Al elogiar a Fidel Castro, el presidente Correa le atribuyó el mérito de haber trabajado para crear al nuevo latinoamericano, aseveración incauta y prosopopéyica que tiende a demostrar que a Castro, en su condición de hombre extraordinario, le era dado infringir leyes y principios con el fin de fundar una nueva religión política, proyecto que encarnaba y en cuya virtud todo le estaba permitido. Por eso Correa justifica cuanto Castro hizo y lo convierte en medida de lo bueno y de lo malo. Tesis que implica adoración y sumisión total al hombre extraordinario que gobierna a simples seres ordinarios. Nixon dijo, en un arrebato de ciego autoritarismo, que lo que hace el presidente es siempre legal.
Para Correa, parece que lo que hace el poderoso es siempre moral, aunque sea ilegal. Esta concepción le ha llevado a cometer los atropellos a los derechos y libertades que hemos sufrido los ecuatorianos. Correa, que ha dado pruebas de creerse extraordinario, se ha otorgado a sí mismo la facultad de definir, según su voluntad infalible (“yo nunca me equivoco”), el bien y el mal. Ha gobernado a hombres ordinarios a los que ha impuesto su voluntad. Ha infringido la moral y la ley considerándolas estructuras caducas u obstáculos que había que salvar para que la revolución triunfe. “Yo soy el pueblo”, dijo alguna vez, mientras, en su interior, probablemente reía con sorna ante la ordinariedad de todos los demás.

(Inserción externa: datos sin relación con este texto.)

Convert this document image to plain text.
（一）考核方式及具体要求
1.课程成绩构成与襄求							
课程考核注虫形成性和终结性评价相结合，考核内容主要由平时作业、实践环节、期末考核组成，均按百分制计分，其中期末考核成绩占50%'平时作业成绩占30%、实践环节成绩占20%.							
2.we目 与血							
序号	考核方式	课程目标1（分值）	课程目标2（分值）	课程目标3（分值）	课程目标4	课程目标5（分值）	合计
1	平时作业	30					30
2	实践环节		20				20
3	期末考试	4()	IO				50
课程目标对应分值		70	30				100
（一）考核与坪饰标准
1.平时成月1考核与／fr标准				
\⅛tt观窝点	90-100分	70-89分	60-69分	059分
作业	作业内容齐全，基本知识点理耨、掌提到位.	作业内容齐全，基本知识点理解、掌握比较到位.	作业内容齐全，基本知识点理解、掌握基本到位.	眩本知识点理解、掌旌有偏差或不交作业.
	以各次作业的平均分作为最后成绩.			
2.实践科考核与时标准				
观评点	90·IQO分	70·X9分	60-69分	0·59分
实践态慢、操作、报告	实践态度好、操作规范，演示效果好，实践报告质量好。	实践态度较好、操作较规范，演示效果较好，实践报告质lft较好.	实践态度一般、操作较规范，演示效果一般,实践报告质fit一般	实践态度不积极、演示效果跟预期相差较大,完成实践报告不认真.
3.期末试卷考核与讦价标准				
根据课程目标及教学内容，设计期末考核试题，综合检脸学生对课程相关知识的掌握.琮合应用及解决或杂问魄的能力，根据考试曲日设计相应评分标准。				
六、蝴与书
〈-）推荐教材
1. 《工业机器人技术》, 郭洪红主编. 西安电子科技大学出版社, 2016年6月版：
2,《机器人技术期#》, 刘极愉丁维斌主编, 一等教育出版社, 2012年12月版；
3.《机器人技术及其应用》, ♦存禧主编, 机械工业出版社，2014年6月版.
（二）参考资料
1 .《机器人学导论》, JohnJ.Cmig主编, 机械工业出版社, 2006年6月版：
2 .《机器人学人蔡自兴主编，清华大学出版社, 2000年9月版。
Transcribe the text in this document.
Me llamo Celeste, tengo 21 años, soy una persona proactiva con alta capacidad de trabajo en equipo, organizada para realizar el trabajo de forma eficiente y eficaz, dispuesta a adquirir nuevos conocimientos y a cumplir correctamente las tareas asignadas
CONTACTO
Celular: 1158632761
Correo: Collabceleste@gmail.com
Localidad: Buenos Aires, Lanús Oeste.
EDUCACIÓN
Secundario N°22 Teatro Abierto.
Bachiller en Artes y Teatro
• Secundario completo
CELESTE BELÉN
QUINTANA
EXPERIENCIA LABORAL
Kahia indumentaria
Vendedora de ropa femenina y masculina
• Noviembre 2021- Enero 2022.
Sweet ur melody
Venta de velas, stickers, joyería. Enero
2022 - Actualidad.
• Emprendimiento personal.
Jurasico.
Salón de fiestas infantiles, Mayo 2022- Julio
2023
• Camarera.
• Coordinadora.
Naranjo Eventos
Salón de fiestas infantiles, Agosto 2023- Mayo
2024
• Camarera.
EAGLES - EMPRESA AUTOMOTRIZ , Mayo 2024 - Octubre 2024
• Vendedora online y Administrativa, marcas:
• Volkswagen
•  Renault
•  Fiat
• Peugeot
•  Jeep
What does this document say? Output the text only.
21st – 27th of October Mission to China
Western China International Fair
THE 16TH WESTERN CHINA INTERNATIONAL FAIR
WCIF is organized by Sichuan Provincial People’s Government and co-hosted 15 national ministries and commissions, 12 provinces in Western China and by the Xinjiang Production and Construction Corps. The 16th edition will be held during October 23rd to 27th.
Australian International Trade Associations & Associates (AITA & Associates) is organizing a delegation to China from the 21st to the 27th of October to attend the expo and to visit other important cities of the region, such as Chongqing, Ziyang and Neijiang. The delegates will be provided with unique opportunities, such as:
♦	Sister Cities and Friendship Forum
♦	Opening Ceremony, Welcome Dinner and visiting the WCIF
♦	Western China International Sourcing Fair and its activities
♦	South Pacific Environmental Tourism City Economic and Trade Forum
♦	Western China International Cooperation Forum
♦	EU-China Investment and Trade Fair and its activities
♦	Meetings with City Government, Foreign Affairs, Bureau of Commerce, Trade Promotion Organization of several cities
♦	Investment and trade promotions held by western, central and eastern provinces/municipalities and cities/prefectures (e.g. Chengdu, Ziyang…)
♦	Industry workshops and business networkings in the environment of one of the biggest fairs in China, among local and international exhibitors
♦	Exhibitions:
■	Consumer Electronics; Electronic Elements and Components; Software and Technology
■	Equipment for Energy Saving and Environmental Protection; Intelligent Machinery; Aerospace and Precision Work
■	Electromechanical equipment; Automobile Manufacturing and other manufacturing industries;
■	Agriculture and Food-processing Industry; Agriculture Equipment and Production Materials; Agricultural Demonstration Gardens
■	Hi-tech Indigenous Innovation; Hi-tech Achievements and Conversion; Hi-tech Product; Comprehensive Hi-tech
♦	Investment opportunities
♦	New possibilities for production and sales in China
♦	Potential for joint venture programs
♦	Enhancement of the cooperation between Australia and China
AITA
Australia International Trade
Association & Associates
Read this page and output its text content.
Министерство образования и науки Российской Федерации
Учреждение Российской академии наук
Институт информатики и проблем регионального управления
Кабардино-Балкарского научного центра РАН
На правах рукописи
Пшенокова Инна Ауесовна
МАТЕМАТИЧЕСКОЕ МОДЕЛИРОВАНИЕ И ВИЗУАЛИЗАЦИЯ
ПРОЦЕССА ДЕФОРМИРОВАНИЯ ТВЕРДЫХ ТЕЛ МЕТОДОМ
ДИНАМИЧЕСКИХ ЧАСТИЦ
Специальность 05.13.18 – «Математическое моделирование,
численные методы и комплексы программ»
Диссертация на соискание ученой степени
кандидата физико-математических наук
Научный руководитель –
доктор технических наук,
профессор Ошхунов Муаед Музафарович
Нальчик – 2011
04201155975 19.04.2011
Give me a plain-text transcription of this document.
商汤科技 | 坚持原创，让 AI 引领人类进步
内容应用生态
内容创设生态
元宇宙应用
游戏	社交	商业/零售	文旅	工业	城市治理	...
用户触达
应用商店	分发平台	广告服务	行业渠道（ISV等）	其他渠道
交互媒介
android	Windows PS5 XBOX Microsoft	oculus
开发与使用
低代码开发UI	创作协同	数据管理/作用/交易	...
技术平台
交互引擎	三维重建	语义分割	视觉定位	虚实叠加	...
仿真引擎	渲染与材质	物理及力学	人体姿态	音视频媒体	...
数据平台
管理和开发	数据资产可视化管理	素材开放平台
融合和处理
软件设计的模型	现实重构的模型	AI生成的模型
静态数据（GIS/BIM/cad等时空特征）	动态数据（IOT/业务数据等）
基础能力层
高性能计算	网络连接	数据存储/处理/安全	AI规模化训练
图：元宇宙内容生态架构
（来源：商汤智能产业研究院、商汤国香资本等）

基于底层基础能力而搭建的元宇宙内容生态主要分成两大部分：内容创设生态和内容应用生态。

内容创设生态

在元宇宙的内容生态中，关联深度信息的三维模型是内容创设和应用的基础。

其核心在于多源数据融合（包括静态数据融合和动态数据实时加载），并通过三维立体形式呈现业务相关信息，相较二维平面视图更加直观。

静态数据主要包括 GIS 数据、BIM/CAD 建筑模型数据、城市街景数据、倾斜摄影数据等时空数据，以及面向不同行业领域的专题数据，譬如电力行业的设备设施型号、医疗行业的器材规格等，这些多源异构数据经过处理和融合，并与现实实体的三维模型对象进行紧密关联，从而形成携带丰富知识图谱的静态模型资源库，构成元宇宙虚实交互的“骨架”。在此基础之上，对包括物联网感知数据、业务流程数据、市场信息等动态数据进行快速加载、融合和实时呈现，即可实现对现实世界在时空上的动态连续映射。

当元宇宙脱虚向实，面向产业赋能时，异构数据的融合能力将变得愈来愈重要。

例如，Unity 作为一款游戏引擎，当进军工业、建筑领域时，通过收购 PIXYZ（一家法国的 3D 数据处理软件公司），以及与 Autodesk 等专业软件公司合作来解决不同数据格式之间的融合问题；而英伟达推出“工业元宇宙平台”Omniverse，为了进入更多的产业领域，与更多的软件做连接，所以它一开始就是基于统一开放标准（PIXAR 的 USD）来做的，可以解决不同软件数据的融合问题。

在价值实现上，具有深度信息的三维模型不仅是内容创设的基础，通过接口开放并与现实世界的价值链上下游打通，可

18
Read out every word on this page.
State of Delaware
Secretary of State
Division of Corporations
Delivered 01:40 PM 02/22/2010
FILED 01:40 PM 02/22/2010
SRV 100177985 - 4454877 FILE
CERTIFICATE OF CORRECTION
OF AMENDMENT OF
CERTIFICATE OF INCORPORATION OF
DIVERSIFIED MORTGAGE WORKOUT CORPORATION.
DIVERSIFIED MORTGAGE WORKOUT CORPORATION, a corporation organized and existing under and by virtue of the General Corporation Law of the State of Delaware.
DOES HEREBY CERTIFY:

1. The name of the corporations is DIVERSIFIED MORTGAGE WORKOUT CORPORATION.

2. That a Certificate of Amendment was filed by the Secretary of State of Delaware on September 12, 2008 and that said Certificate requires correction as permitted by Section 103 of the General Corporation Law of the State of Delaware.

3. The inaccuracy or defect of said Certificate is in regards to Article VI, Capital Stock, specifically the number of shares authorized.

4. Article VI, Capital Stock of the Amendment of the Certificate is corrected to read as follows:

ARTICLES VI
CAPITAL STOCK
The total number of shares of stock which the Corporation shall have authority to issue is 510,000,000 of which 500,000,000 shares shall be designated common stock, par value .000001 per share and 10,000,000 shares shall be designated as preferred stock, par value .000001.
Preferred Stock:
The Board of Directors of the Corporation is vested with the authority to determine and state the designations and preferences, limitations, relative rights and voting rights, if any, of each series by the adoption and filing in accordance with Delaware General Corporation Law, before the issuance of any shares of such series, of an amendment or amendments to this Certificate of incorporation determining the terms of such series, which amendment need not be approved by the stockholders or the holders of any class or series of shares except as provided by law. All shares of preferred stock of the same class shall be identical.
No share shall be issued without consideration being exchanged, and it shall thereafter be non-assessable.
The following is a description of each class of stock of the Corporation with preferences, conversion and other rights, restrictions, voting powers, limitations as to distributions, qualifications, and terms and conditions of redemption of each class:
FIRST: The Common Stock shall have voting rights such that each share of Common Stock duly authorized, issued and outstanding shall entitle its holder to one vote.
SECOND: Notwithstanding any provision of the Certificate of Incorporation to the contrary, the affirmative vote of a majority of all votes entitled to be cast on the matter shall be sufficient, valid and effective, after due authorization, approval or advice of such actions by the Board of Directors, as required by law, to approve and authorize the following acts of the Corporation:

El socialista Chomsky, al constatar lo que ocurre al final de una guerra, dice que “solo los débiles y derrotados tienen que rendir cuentas por sus crímenes”.
Al acercarse a su fin la revolución política de diez años que ha dividido al país, y anticipando su cada vez más indudable derrota en las urnas, el próximo mes de febrero, el gobierno debe estar aterrorizado ante ese rendimiento de cuestas previsto por Chomsky.